Comparisons between the hand‐outlined contours and the computer‐segmented contours. (a), (c), and (e) show the outer wall contour, and (b), (d), and (f) the inner contour. The dark and light contours in each image represent the hand‐outlined contour and the computer‐segmented contour, respectively. The 2D area intersection ratio of the thin wall between the inner and outer wall contours (a) 50.0%, (c) 53.0%, and (e) 55.9%. [Color figure can be viewed at wileyonlinelibrary.com]
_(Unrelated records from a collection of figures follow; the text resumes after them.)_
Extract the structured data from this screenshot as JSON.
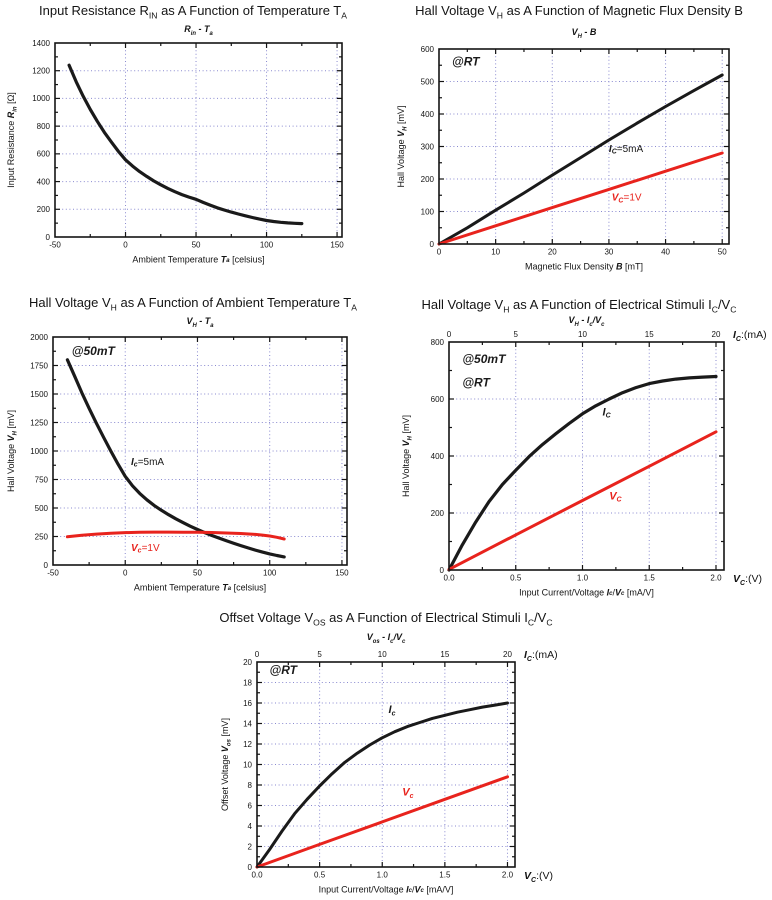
{
  "page": {
    "background": "#ffffff"
  },
  "style": {
    "black": "#1a1a1a",
    "red": "#e8231d",
    "grid": "#8a8ad0",
    "frame": "#141414",
    "text": "#141414"
  },
  "chart_data": [
    {
      "id": "input-resistance-vs-temperature",
      "type": "line",
      "title": "Input Resistance R_{IN} as A Function of Temperature T_{A}",
      "subtitle": "*R_{in} - T_{a}*",
      "xlabel": "Ambient Temperature *T_{a}* [celsius]",
      "ylabel": "Input Resistance *R_{in}* [Ω]",
      "x_axis": {
        "min": -50,
        "max": 150,
        "frame_max": 153.5,
        "major_ticks": [
          -50,
          0,
          50,
          100,
          150
        ],
        "tick_labels": [
          "-50",
          "0",
          "50",
          "100",
          "150"
        ],
        "minor_step": 25
      },
      "y_axis": {
        "min": 0,
        "max": 1400,
        "major_ticks": [
          0,
          200,
          400,
          600,
          800,
          1000,
          1200,
          1400
        ],
        "tick_labels": [
          "0",
          "200",
          "400",
          "600",
          "800",
          "1000",
          "1200",
          "1400"
        ],
        "minor_step": 100
      },
      "grid": "dotted",
      "annotations": [],
      "series": [
        {
          "name": "RIN",
          "color": "#1a1a1a",
          "width": 3.2,
          "points": [
            [
              -40,
              1240
            ],
            [
              -35,
              1120
            ],
            [
              -30,
              1015
            ],
            [
              -25,
              920
            ],
            [
              -20,
              835
            ],
            [
              -15,
              755
            ],
            [
              -10,
              685
            ],
            [
              -5,
              617
            ],
            [
              0,
              557
            ],
            [
              5,
              512
            ],
            [
              10,
              472
            ],
            [
              15,
              437
            ],
            [
              20,
              405
            ],
            [
              25,
              377
            ],
            [
              30,
              351
            ],
            [
              35,
              327
            ],
            [
              40,
              306
            ],
            [
              45,
              288
            ],
            [
              50,
              272
            ],
            [
              55,
              250
            ],
            [
              60,
              230
            ],
            [
              65,
              211
            ],
            [
              70,
              195
            ],
            [
              75,
              180
            ],
            [
              80,
              166
            ],
            [
              85,
              153
            ],
            [
              90,
              141
            ],
            [
              95,
              129
            ],
            [
              100,
              119
            ],
            [
              105,
              112
            ],
            [
              110,
              106
            ],
            [
              115,
              102
            ],
            [
              120,
              99
            ],
            [
              125,
              97
            ]
          ]
        }
      ]
    },
    {
      "id": "hall-voltage-vs-flux-density",
      "type": "line",
      "title": "Hall Voltage V_{H} as A Function of Magnetic Flux Density B",
      "subtitle": "*V_{H} - B*",
      "xlabel": "Magnetic Flux Density *B* [mT]",
      "ylabel": "Hall Voltage *V_{H}* [mV]",
      "x_axis": {
        "min": 0,
        "max": 50,
        "frame_max": 51.2,
        "major_ticks": [
          0,
          10,
          20,
          30,
          40,
          50
        ],
        "tick_labels": [
          "0",
          "10",
          "20",
          "30",
          "40",
          "50"
        ],
        "minor_step": 5
      },
      "y_axis": {
        "min": 0,
        "max": 600,
        "major_ticks": [
          0,
          100,
          200,
          300,
          400,
          500,
          600
        ],
        "tick_labels": [
          "0",
          "100",
          "200",
          "300",
          "400",
          "500",
          "600"
        ],
        "minor_step": 50
      },
      "grid": "dotted",
      "annotations": [
        {
          "text": "*@RT*",
          "x": 2.3,
          "y": 558,
          "color": "black",
          "size": 12
        },
        {
          "text": "*I_{C}*=5mA",
          "x": 30,
          "y": 293,
          "color": "black",
          "size": 10
        },
        {
          "text": "*V_{C}*=1V",
          "x": 30.5,
          "y": 143,
          "color": "red",
          "size": 10
        }
      ],
      "series": [
        {
          "name": "IC=5mA",
          "color": "#1a1a1a",
          "width": 3,
          "points": [
            [
              0,
              0
            ],
            [
              5,
              50
            ],
            [
              10,
              104
            ],
            [
              15,
              157
            ],
            [
              20,
              212
            ],
            [
              25,
              266
            ],
            [
              30,
              320
            ],
            [
              35,
              372
            ],
            [
              40,
              423
            ],
            [
              45,
              472
            ],
            [
              50,
              520
            ]
          ]
        },
        {
          "name": "VC=1V",
          "color": "#e8231d",
          "width": 3,
          "points": [
            [
              0,
              0
            ],
            [
              10,
              56
            ],
            [
              20,
              112
            ],
            [
              30,
              168
            ],
            [
              40,
              224
            ],
            [
              50,
              280
            ]
          ]
        }
      ]
    },
    {
      "id": "hall-voltage-vs-temperature",
      "type": "line",
      "title": "Hall Voltage V_{H} as A Function of Ambient Temperature T_{A}",
      "subtitle": "*V_{H} - T_{a}*",
      "xlabel": "Ambient Temperature *T_{a}* [celsius]",
      "ylabel": "Hall Voltage *V_{H}* [mV]",
      "x_axis": {
        "min": -50,
        "max": 150,
        "frame_max": 153.5,
        "major_ticks": [
          -50,
          0,
          50,
          100,
          150
        ],
        "tick_labels": [
          "-50",
          "0",
          "50",
          "100",
          "150"
        ],
        "minor_step": 25
      },
      "y_axis": {
        "min": 0,
        "max": 2000,
        "major_ticks": [
          0,
          250,
          500,
          750,
          1000,
          1250,
          1500,
          1750,
          2000
        ],
        "tick_labels": [
          "0",
          "250",
          "500",
          "750",
          "1000",
          "1250",
          "1500",
          "1750",
          "2000"
        ],
        "minor_step": 125
      },
      "grid": "dotted",
      "annotations": [
        {
          "text": "*@50mT*",
          "x": -37,
          "y": 1868,
          "color": "black",
          "size": 12
        },
        {
          "text": "*I_{c}*=5mA",
          "x": 4,
          "y": 905,
          "color": "black",
          "size": 10
        },
        {
          "text": "*V_{c}*=1V",
          "x": 4,
          "y": 150,
          "color": "red",
          "size": 10
        }
      ],
      "series": [
        {
          "name": "IC=5mA",
          "color": "#1a1a1a",
          "width": 3.2,
          "points": [
            [
              -40,
              1800
            ],
            [
              -35,
              1655
            ],
            [
              -30,
              1510
            ],
            [
              -25,
              1375
            ],
            [
              -20,
              1245
            ],
            [
              -15,
              1120
            ],
            [
              -10,
              1000
            ],
            [
              -5,
              885
            ],
            [
              0,
              778
            ],
            [
              5,
              695
            ],
            [
              10,
              628
            ],
            [
              15,
              572
            ],
            [
              20,
              523
            ],
            [
              25,
              480
            ],
            [
              30,
              441
            ],
            [
              35,
              405
            ],
            [
              40,
              372
            ],
            [
              45,
              340
            ],
            [
              50,
              311
            ],
            [
              55,
              284
            ],
            [
              60,
              259
            ],
            [
              65,
              236
            ],
            [
              70,
              213
            ],
            [
              75,
              191
            ],
            [
              80,
              170
            ],
            [
              85,
              150
            ],
            [
              90,
              131
            ],
            [
              95,
              113
            ],
            [
              100,
              97
            ],
            [
              105,
              83
            ],
            [
              110,
              71
            ]
          ]
        },
        {
          "name": "VC=1V",
          "color": "#e8231d",
          "width": 3,
          "points": [
            [
              -40,
              247
            ],
            [
              -30,
              261
            ],
            [
              -20,
              271
            ],
            [
              -10,
              279
            ],
            [
              0,
              284
            ],
            [
              10,
              287
            ],
            [
              20,
              289
            ],
            [
              30,
              289
            ],
            [
              40,
              288
            ],
            [
              50,
              287
            ],
            [
              60,
              285
            ],
            [
              70,
              281
            ],
            [
              80,
              276
            ],
            [
              90,
              268
            ],
            [
              95,
              262
            ],
            [
              100,
              254
            ],
            [
              105,
              243
            ],
            [
              110,
              228
            ]
          ]
        }
      ]
    },
    {
      "id": "hall-voltage-vs-electrical-stimuli",
      "type": "line",
      "title": "Hall Voltage V_{H} as A Function of Electrical Stimuli I_{C}/V_{C}",
      "subtitle": "*V_{H} - I_{c}/V_{c}*",
      "xlabel": "Input Current/Voltage *I_{c}*/*V_{c}* [mA/V]",
      "ylabel": "Hall Voltage *V_{H}* [mV]",
      "x_axis": {
        "min": 0,
        "max": 2,
        "frame_max": 2.06,
        "major_ticks": [
          0,
          0.5,
          1.0,
          1.5,
          2.0
        ],
        "tick_labels": [
          "0.0",
          "0.5",
          "1.0",
          "1.5",
          "2.0"
        ],
        "minor_step": 0.25
      },
      "y_axis": {
        "min": 0,
        "max": 800,
        "major_ticks": [
          0,
          200,
          400,
          600,
          800
        ],
        "tick_labels": [
          "0",
          "200",
          "400",
          "600",
          "800"
        ],
        "minor_step": 100
      },
      "top_axis": {
        "ticks": [
          0,
          5,
          10,
          15,
          20
        ],
        "labels": [
          "0",
          "5",
          "10",
          "15",
          "20"
        ],
        "scale": 10,
        "corner_label": "*I_{C}*:(mA)"
      },
      "corner_label_bottom": "*V_{C}*:(V)",
      "grid": "dotted",
      "annotations": [
        {
          "text": "*@50mT*",
          "x": 0.1,
          "y": 737,
          "color": "black",
          "size": 12
        },
        {
          "text": "*@RT*",
          "x": 0.1,
          "y": 655,
          "color": "black",
          "size": 12
        },
        {
          "text": "*I_{C}*",
          "x": 1.15,
          "y": 553,
          "color": "black",
          "size": 11
        },
        {
          "text": "*V_{C}*",
          "x": 1.2,
          "y": 258,
          "color": "red",
          "size": 11
        }
      ],
      "series": [
        {
          "name": "IC",
          "color": "#1a1a1a",
          "width": 3.2,
          "points": [
            [
              0,
              0
            ],
            [
              0.1,
              88
            ],
            [
              0.2,
              168
            ],
            [
              0.3,
              240
            ],
            [
              0.4,
              300
            ],
            [
              0.5,
              350
            ],
            [
              0.6,
              398
            ],
            [
              0.7,
              440
            ],
            [
              0.8,
              478
            ],
            [
              0.9,
              514
            ],
            [
              1.0,
              548
            ],
            [
              1.1,
              576
            ],
            [
              1.2,
              600
            ],
            [
              1.3,
              622
            ],
            [
              1.4,
              640
            ],
            [
              1.5,
              654
            ],
            [
              1.6,
              663
            ],
            [
              1.7,
              670
            ],
            [
              1.8,
              674
            ],
            [
              1.9,
              677
            ],
            [
              2.0,
              679
            ]
          ]
        },
        {
          "name": "VC",
          "color": "#e8231d",
          "width": 3,
          "points": [
            [
              0,
              2
            ],
            [
              0.5,
              123
            ],
            [
              1.0,
              244
            ],
            [
              1.5,
              364
            ],
            [
              2.0,
              485
            ]
          ]
        }
      ]
    },
    {
      "id": "offset-voltage-vs-electrical-stimuli",
      "type": "line",
      "title": "Offset Voltage V_{OS} as A Function of Electrical Stimuli I_{C}/V_{C}",
      "subtitle": "*V_{os} - I_{c}/V_{c}*",
      "xlabel": "Input Current/Voltage *I_{c}*/*V_{c}* [mA/V]",
      "ylabel": "Offset Voltage *V_{os}* [mV]",
      "x_axis": {
        "min": 0,
        "max": 2,
        "frame_max": 2.06,
        "major_ticks": [
          0,
          0.5,
          1.0,
          1.5,
          2.0
        ],
        "tick_labels": [
          "0.0",
          "0.5",
          "1.0",
          "1.5",
          "2.0"
        ],
        "minor_step": 0.25
      },
      "y_axis": {
        "min": 0,
        "max": 20,
        "major_ticks": [
          0,
          2,
          4,
          6,
          8,
          10,
          12,
          14,
          16,
          18,
          20
        ],
        "tick_labels": [
          "0",
          "2",
          "4",
          "6",
          "8",
          "10",
          "12",
          "14",
          "16",
          "18",
          "20"
        ],
        "minor_step": 1
      },
      "top_axis": {
        "ticks": [
          0,
          5,
          10,
          15,
          20
        ],
        "labels": [
          "0",
          "5",
          "10",
          "15",
          "20"
        ],
        "scale": 10,
        "corner_label": "*I_{C}*:(mA)"
      },
      "corner_label_bottom": "*V_{C}*:(V)",
      "grid": "dotted",
      "annotations": [
        {
          "text": "*@RT*",
          "x": 0.1,
          "y": 19.1,
          "color": "black",
          "size": 12
        },
        {
          "text": "*I_{c}*",
          "x": 1.05,
          "y": 15.3,
          "color": "black",
          "size": 11
        },
        {
          "text": "*V_{c}*",
          "x": 1.16,
          "y": 7.25,
          "color": "red",
          "size": 11
        }
      ],
      "series": [
        {
          "name": "IC",
          "color": "#1a1a1a",
          "width": 3,
          "points": [
            [
              0,
              0
            ],
            [
              0.1,
              1.7
            ],
            [
              0.2,
              3.5
            ],
            [
              0.3,
              5.2
            ],
            [
              0.4,
              6.6
            ],
            [
              0.5,
              7.9
            ],
            [
              0.6,
              9.1
            ],
            [
              0.7,
              10.2
            ],
            [
              0.8,
              11.1
            ],
            [
              0.9,
              11.9
            ],
            [
              1.0,
              12.6
            ],
            [
              1.1,
              13.2
            ],
            [
              1.2,
              13.7
            ],
            [
              1.3,
              14.1
            ],
            [
              1.4,
              14.5
            ],
            [
              1.5,
              14.8
            ],
            [
              1.6,
              15.1
            ],
            [
              1.7,
              15.35
            ],
            [
              1.8,
              15.6
            ],
            [
              1.9,
              15.8
            ],
            [
              2.0,
              16.0
            ]
          ]
        },
        {
          "name": "VC",
          "color": "#e8231d",
          "width": 3,
          "points": [
            [
              0,
              0
            ],
            [
              0.5,
              2.2
            ],
            [
              1.0,
              4.4
            ],
            [
              1.5,
              6.6
            ],
            [
              2.0,
              8.8
            ]
          ]
        }
      ]
    }
  ]
}
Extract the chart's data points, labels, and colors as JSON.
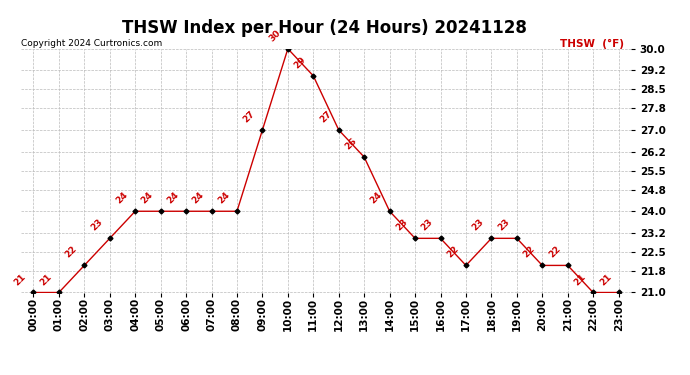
{
  "title": "THSW Index per Hour (24 Hours) 20241128",
  "copyright": "Copyright 2024 Curtronics.com",
  "legend_label": "THSW  (°F)",
  "hours": [
    "00:00",
    "01:00",
    "02:00",
    "03:00",
    "04:00",
    "05:00",
    "06:00",
    "07:00",
    "08:00",
    "09:00",
    "10:00",
    "11:00",
    "12:00",
    "13:00",
    "14:00",
    "15:00",
    "16:00",
    "17:00",
    "18:00",
    "19:00",
    "20:00",
    "21:00",
    "22:00",
    "23:00"
  ],
  "values": [
    21,
    21,
    22,
    23,
    24,
    24,
    24,
    24,
    24,
    27,
    30,
    29,
    27,
    26,
    24,
    23,
    23,
    22,
    23,
    23,
    22,
    22,
    21,
    21
  ],
  "line_color": "#cc0000",
  "marker_color": "#000000",
  "label_color": "#cc0000",
  "background_color": "#ffffff",
  "grid_color": "#bbbbbb",
  "title_color": "#000000",
  "copyright_color": "#000000",
  "legend_color": "#cc0000",
  "ylim_min": 21.0,
  "ylim_max": 30.0,
  "yticks": [
    21.0,
    21.8,
    22.5,
    23.2,
    24.0,
    24.8,
    25.5,
    26.2,
    27.0,
    27.8,
    28.5,
    29.2,
    30.0
  ],
  "title_fontsize": 12,
  "label_fontsize": 6.5,
  "tick_fontsize": 7.5,
  "copyright_fontsize": 6.5,
  "legend_fontsize": 7.5
}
Another limitation associated with the method is the reliance on hand outlines from a single radiologist. Generating outlines from multiple radiologists and taking the average will reduce the bias for the reference standard, which will allow better estimation of the DL‐CNN performance. However, due to the excessive time required to generate manual hand outlines for such a large data set (a total of approximately 16 000 slices of bladder outlines), only one set of hand outlines was obtained and used for evaluation.

5. Conclusions

Our results in this study show that the DL‐CNN‐assisted level set method is useful for segmentation of the bladder wall in CTU scans. This method can specifically segment the bladder wall by detecting both the inner and outer wall contours of the bladder. The DL‐CNN can accurately differentiate the bladder wall from the interior of the bladder and the surrounding structured background. The segmentation of the wall is an important first step for automated lesion detection and bladder analysis. Further studies are underway to improve the performance of the wall segmentation process, especially for the inclusion of lesions within the wall contours. This study lays the important groundwork for further efforts to develop computerized decision support systems for diagnosis and treatment of bladder cancer.

Conflict of interest

The authors have no conflicts to disclose.